Ile warty jest popularny mieszczuch?
Opel Corsa B jest samochodem na stałe wpisanym w krajobraz polskich dróg. Swoją popularność zdobył dzięki przystępnej cenie zakupu jako pojazd nowy, a drugą młodość zawdzięcza wzmożonemu importowi używanych aut, które pierwsze kilkadziesiąt tysięcy kilometrów pokonały drogami zachodniej Europy. Czym sobie zasłużył na takie względy kierowców?
Niestety użytkownicy Corsy zgodnie narzekają na stan blacharsko-lakierniczy swoich samochodów. Producent potraktował po macoszemu zabezpieczenie nadwozia oraz podwozia przed korozją, przez co trudno znaleźć egzemplarz bez zaprawek, bądź poważniejszych ingerencji blacharza.
Prezentowany Opel oferuje bardzo neutralne wnętrze.

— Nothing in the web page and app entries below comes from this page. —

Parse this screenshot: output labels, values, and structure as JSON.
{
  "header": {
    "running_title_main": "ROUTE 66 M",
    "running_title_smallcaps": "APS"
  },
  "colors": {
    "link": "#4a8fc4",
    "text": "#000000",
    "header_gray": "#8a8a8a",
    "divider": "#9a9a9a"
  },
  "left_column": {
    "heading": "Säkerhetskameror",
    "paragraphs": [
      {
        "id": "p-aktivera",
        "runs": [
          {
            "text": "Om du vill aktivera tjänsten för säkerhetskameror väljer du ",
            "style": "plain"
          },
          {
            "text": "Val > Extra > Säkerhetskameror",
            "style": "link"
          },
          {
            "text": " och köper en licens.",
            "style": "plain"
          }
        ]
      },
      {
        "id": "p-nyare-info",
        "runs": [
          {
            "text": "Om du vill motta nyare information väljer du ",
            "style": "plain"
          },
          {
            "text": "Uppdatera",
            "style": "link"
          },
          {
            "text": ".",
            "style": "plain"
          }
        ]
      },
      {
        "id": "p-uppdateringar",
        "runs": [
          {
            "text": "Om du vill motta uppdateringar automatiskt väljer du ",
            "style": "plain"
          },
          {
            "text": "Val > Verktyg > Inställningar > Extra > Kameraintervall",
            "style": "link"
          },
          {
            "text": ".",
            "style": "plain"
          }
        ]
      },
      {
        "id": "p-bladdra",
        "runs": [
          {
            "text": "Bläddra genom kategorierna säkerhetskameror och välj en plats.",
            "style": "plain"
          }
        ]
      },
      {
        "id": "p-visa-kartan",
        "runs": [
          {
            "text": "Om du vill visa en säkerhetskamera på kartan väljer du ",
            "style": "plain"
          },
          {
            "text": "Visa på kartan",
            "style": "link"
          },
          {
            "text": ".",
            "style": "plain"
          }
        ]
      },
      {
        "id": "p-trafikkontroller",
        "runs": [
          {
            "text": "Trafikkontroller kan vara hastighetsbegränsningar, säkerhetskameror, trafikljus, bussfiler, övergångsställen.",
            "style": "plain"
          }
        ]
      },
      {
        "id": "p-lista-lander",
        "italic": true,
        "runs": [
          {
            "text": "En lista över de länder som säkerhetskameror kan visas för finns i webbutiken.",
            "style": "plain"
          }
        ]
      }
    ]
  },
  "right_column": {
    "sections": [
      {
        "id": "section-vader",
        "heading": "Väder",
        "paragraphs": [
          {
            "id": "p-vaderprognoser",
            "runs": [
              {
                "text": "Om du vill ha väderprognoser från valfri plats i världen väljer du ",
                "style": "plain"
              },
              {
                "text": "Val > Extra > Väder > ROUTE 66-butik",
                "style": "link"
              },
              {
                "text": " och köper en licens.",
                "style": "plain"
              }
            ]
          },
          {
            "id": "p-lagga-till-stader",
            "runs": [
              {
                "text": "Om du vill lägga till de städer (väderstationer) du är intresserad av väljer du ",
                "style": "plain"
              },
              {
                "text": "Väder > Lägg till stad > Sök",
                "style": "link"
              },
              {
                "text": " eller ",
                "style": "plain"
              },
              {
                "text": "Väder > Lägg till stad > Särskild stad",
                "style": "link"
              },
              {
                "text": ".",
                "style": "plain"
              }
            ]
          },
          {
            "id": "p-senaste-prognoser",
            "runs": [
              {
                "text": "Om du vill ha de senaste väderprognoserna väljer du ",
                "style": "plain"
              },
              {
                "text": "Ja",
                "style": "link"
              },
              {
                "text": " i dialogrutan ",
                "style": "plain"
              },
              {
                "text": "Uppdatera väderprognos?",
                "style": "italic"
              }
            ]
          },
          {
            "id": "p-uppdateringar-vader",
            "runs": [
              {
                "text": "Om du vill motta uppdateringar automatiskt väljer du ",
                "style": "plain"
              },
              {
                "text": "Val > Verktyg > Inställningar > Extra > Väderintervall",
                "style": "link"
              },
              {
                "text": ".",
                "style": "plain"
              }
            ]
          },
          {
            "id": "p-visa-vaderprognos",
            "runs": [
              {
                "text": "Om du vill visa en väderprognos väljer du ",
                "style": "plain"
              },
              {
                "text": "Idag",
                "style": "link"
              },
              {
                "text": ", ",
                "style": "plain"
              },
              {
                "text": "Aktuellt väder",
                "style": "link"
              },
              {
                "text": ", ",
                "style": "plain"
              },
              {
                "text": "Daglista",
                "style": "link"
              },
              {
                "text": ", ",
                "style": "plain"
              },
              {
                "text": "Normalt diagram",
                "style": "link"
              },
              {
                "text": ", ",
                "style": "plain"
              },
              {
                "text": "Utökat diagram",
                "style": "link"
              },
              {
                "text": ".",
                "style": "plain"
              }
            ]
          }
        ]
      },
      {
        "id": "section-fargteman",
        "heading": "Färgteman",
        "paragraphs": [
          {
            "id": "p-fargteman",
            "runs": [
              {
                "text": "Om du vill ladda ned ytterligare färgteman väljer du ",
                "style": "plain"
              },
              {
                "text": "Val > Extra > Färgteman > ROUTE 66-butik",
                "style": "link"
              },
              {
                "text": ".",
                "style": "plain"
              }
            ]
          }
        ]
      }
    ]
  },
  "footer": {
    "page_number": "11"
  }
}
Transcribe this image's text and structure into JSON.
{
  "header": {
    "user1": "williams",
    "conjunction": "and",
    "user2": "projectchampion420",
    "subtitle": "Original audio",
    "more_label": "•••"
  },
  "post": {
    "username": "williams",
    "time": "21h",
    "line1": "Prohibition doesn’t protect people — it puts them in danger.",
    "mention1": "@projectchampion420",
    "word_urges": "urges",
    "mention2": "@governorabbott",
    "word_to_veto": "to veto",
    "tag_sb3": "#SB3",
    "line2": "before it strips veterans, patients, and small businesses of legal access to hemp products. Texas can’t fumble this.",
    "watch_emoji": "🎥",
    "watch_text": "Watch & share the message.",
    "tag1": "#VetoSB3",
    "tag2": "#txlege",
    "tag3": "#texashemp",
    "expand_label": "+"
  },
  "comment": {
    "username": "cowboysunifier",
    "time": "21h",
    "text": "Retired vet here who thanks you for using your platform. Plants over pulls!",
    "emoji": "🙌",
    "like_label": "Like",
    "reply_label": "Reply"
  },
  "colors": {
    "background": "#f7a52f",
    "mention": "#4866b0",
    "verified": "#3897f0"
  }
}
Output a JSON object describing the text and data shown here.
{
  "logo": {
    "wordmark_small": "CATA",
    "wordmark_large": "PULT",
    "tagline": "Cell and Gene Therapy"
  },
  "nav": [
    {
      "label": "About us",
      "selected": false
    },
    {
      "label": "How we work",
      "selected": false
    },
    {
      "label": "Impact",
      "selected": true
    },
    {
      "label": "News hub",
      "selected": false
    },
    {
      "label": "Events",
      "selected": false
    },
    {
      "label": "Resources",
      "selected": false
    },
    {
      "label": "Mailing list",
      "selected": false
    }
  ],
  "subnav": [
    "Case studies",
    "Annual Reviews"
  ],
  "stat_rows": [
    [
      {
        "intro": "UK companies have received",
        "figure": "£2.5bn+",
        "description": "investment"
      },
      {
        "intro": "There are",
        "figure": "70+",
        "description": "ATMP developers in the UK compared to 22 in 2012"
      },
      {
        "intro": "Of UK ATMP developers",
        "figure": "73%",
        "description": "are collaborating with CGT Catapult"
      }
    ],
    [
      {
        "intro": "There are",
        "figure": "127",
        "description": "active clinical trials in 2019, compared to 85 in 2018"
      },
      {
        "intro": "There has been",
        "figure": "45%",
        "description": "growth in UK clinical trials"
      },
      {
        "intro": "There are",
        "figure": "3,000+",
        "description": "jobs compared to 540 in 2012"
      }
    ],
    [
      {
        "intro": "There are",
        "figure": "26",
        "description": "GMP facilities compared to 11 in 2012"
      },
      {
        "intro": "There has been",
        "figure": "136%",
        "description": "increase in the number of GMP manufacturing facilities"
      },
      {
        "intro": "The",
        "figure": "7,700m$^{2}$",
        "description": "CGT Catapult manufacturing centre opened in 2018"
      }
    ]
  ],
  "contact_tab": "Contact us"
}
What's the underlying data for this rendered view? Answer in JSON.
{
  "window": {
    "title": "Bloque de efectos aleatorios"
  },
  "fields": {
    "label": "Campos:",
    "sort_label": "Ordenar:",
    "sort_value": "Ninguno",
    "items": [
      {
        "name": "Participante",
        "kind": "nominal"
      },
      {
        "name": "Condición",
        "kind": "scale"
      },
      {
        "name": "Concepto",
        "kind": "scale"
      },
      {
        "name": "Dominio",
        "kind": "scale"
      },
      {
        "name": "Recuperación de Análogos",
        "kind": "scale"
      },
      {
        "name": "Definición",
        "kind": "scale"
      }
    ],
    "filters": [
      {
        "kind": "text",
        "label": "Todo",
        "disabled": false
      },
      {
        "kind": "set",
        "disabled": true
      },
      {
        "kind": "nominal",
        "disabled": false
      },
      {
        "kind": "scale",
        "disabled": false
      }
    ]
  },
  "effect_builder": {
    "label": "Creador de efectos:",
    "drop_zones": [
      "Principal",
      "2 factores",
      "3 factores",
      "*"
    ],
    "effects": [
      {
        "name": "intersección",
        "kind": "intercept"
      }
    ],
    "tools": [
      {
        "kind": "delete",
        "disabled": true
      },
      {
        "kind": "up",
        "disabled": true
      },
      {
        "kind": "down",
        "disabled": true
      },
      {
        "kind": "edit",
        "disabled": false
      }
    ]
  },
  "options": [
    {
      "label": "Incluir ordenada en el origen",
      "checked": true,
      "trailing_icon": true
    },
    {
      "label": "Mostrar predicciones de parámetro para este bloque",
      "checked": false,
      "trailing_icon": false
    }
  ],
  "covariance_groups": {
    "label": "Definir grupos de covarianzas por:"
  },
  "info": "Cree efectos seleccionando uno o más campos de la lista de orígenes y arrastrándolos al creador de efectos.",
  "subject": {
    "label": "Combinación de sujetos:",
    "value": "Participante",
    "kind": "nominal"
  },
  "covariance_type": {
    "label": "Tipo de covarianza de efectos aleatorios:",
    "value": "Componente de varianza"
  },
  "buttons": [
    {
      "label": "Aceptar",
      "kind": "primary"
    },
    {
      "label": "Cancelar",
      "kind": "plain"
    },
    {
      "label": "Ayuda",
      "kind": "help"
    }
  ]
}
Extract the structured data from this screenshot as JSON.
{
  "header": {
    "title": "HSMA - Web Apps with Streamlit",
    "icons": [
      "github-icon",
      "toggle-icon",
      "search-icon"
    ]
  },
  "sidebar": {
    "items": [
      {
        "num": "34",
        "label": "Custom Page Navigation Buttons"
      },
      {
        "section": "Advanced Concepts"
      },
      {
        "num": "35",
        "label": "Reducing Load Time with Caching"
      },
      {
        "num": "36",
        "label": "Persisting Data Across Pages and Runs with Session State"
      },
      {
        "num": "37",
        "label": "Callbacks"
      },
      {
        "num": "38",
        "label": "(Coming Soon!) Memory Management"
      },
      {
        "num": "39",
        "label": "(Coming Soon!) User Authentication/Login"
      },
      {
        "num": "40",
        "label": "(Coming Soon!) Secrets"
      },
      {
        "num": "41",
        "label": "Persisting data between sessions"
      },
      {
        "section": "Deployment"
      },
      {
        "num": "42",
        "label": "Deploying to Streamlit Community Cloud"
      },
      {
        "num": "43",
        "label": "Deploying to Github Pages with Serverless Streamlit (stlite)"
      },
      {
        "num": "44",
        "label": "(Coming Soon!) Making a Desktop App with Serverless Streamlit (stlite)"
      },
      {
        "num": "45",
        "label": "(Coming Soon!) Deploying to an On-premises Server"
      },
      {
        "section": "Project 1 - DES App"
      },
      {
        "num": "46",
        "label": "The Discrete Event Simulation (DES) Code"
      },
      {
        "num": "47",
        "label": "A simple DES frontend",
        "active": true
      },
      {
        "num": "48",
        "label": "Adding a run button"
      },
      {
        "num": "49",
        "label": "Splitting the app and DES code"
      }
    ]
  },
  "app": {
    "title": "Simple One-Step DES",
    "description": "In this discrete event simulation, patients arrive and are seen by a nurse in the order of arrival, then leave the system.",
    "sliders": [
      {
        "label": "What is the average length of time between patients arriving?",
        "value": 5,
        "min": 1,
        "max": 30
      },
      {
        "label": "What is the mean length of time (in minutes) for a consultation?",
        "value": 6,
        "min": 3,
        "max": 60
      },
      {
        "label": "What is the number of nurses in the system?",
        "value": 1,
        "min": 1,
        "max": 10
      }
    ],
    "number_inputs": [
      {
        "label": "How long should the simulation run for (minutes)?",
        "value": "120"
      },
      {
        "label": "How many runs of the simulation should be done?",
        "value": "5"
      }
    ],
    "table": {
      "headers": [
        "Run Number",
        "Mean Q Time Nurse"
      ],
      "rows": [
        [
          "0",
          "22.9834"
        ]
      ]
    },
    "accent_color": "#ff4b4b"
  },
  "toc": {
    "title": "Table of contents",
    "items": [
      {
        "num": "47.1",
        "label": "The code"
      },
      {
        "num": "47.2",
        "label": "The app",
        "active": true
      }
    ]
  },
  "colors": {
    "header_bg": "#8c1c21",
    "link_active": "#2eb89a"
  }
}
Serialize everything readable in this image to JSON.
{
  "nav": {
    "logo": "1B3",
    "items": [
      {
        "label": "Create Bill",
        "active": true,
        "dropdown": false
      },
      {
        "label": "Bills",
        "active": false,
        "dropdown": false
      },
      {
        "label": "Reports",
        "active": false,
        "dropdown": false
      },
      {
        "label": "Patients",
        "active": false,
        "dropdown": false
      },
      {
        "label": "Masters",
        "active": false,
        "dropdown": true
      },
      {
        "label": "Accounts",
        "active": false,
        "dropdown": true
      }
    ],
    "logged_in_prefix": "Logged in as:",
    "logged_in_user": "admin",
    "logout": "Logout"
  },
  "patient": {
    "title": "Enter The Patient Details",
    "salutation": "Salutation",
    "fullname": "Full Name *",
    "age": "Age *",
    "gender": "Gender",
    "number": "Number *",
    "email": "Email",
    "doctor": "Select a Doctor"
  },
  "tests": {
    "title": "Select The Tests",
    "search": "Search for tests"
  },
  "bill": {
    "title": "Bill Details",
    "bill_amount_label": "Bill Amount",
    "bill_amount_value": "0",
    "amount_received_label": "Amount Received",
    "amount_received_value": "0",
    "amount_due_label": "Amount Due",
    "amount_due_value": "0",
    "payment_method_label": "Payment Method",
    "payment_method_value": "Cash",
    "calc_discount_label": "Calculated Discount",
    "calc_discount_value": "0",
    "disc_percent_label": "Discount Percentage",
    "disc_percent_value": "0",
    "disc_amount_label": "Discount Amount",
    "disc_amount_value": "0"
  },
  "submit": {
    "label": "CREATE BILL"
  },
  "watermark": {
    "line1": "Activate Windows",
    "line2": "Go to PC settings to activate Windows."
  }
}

Jego obsługa jest intuicyjna, pewnie dlatego, że nie możemy się spodziewać wielu nowinek technologicznych zainstalowanych na pokładzie pojazdu.
Prezentowany samochód wyjechał z salonu w typowo miejskiej konfiguracji. Na pokładzie odnajdujemy tylko niezbędne wyposażenie, a pod maską małolitrażowy silnik, którego trzy cylindry generują moc 54 KM dostępną dopiero, kiedy wskazówka obrotomierza osiągnie czerwone pole. Niutonometry w liczbie 82 również nie zachwycają. Budujący jest fakt, że wizyty na stacji paliw nie rujnuje zasobności portfela, ponieważ Corsa zużywa w cyklu miejskim około 7 l/100km.